Bruxelles a entamé la nouvelle année avec une ancienne vice-présidente du Parlement européen, la socialiste grecque Eva Kaili , en prison. Un juge belge a refusé sa libération sous caution à la suite d’allégations de corruption, d’appartenance à une organisation criminelle et de blanchiment d’argent. L’enquête criminelle belge se concentre également sur son partenaire, Francesco Giorgi, et un membre du personnel parlementaire, l’ancien député européen socialiste italien Pier Antonio Panzeri.
En 2019, M. Panzeri a fondé Fight Impunity, une organisation non gouvernementale (ONG) anti-corruption, avec sa femme et sa fille ainsi que Niccolo Figa-Talamanca, le chef d’une autre ONG partageant la même adresse bruxelloise. Les allégations concernent le trafic d’influence au nom du Qatar et du Maroc en échange d’importants paiements en espèces. Selon des sources belges et italiennes , les accusations sont niées par les personnes impliquées à l’exception de M. Giorgi, qui a avoué et impliqué d’autres personnes, et M. Panzeri, qui a accepté de fournir des informations complètes en échange d’une peine plus légère. En février, le Parlement européen a levé l’immunité d’un député européen belge et italien qui font l’objet d’une enquête pour des accusations connexes.
Le Qatargate donnera probablement une nouvelle vigueur au travail sur un organe d’éthique indépendant pour toutes les institutions de l’UE.
La Commission européenne enquête également sur les activités de lobbying de son ancien commissaire aux migrations, Dimitris Avramopoulos, qui a rejoint le conseil d’administration de Fight Impunity et a dûment déclaré les paiements reçus pour ses services. En effet, plusieurs personnalités ont rejoint le conseil d’administration de Fight Impunity, convaincues par ses objectifs affichés, et ont aujourd’hui démissionné. Malgré ses activités de lobbying, Fight Impunity ne s’est pas inscrit au registre de transparence de l’UE .
Le Qatargate, comme le scandale a été surnommé, visait apparemment à redorer l’ image de l’État du Golfe riche en énergie , en particulier sur les droits du travail, car les travailleurs migrants représentent près de 90 % de sa main-d’œuvre. C’était une question particulièrement sensible l’année dernière avec le Qatar accueillant la Coupe du Monde de la FIFA et les décisions de l’UE, temporairement suspendues, dues aux voyages sans visa pour les touristes qatariens et aux privilèges pour Qatar Airways, une grande compagnie aérienne internationale, en Europe.

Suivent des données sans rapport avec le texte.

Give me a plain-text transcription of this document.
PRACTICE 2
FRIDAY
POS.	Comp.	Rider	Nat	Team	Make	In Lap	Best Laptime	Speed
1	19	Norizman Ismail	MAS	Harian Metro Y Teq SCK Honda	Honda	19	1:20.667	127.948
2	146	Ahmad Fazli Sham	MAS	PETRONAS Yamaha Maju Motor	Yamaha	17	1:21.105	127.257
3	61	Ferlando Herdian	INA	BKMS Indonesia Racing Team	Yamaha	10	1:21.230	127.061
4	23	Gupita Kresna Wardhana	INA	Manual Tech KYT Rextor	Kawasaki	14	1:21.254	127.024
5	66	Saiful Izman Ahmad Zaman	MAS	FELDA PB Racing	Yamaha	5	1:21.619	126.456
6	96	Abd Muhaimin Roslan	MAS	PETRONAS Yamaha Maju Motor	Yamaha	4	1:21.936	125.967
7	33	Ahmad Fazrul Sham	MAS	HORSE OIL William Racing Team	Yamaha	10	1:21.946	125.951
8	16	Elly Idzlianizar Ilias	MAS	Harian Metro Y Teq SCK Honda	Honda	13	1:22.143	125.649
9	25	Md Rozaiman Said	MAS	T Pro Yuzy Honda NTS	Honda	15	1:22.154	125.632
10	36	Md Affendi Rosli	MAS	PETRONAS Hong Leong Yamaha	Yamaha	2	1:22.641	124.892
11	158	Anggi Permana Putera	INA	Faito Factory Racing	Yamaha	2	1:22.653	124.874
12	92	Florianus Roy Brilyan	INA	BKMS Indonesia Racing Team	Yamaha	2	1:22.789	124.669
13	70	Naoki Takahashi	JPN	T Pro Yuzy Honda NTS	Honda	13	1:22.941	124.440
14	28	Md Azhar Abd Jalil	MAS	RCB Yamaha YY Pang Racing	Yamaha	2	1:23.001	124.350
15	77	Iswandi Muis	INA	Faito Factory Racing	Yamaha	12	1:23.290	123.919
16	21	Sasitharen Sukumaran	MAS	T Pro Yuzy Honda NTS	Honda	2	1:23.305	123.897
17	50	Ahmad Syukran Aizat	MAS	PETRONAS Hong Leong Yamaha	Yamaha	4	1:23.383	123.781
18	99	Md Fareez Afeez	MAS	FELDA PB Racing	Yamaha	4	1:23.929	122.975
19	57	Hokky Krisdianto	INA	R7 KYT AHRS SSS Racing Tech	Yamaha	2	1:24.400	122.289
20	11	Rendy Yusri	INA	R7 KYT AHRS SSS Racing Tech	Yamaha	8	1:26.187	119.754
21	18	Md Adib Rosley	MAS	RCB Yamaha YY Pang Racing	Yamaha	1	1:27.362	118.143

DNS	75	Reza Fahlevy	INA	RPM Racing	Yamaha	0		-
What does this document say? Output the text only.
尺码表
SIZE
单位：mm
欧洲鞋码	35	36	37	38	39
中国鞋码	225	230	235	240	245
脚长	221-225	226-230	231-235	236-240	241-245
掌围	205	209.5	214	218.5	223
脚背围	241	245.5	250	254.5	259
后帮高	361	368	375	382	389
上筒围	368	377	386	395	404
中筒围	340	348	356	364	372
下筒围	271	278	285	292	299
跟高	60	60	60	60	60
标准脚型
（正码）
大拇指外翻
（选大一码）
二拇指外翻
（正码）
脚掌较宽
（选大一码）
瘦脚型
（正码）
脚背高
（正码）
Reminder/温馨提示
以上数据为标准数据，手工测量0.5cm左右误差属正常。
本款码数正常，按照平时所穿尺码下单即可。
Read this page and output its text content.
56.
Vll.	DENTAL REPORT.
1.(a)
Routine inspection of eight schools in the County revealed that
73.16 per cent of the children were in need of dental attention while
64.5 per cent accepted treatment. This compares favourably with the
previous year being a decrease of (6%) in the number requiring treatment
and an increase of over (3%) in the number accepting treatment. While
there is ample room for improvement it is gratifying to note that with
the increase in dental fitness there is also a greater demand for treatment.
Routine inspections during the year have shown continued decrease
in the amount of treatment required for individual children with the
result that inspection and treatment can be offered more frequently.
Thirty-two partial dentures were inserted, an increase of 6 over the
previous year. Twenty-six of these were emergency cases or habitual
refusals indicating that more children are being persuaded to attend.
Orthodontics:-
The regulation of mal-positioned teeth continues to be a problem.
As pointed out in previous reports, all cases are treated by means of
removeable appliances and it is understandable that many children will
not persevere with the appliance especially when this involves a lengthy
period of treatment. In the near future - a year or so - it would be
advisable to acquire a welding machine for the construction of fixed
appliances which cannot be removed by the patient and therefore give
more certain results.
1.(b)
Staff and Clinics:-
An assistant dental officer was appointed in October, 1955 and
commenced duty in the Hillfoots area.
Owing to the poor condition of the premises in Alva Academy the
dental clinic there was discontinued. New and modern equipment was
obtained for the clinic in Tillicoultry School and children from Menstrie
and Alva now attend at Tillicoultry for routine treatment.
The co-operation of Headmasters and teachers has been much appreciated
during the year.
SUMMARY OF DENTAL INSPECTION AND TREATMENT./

Les services de renseignement marocains et l’ambassadeur du pays en Pologne feraient également l’objet d’une enquête. Les pots-de-vin présumés du Maroc pour obtenir une vision plus favorable de son occupation du Sahara occidental et son rôle présumé dans l’utilisation du logiciel israélien Pegasus pour espionner les dirigeants européens pourraient également impliquer d’autres députés.
Un coup porté à la réputation de l’UE
Le Qatargate semble avoir fait tomber l’UE de son piédestal en tant que championne mondiale des droits de l’homme et de l’État de droit. Bruxelles tient les régimes d’hommes forts de la Hongrie à la Chine pour responsables de leurs échecs démocratiques. Son « soft power » réputé vise à influencer les autres par l’exemple qu’il donne. Il n’est pas étonnant que les dirigeants nationalistes conservateurs au penchant autoritaire aient eu du mal à contenir leur joie face aux révélations du Qatargate, principalement parce que la plupart des protagonistes européens du scandale sont des socialistes. Le Premier ministre hongrois Victor Orban, irrité par la retenue des fonds européens en raison des lacunes démocratiques dans son pays, a même déclaré que le Parlement européen devrait être aboli. Le Qatargate a reçu une couverture saturée par les médias favorables au gouvernement en Hongrie et en Pologne.
La présidente de la Commission européenne, Ursula von der Leyen, a appelé à plusieurs reprises les institutions européennes à « être ouvertes et irréprochables en matière d’éthique, de transparence et d’intégrité si les Européens veulent avoir confiance en l’Union ». En 2019, elle a confié à la vice-présidente de la Commission, Vera Jourova , de la République tchèque, la responsabilité de mettre en place « un organe d’éthique indépendant commun à toutes les institutions de l’UE ». Pourtant, lorsque le Qatargate a éclaté trois ans plus tard, cette proposition est restée enlisée parmi les institutions de l’UE.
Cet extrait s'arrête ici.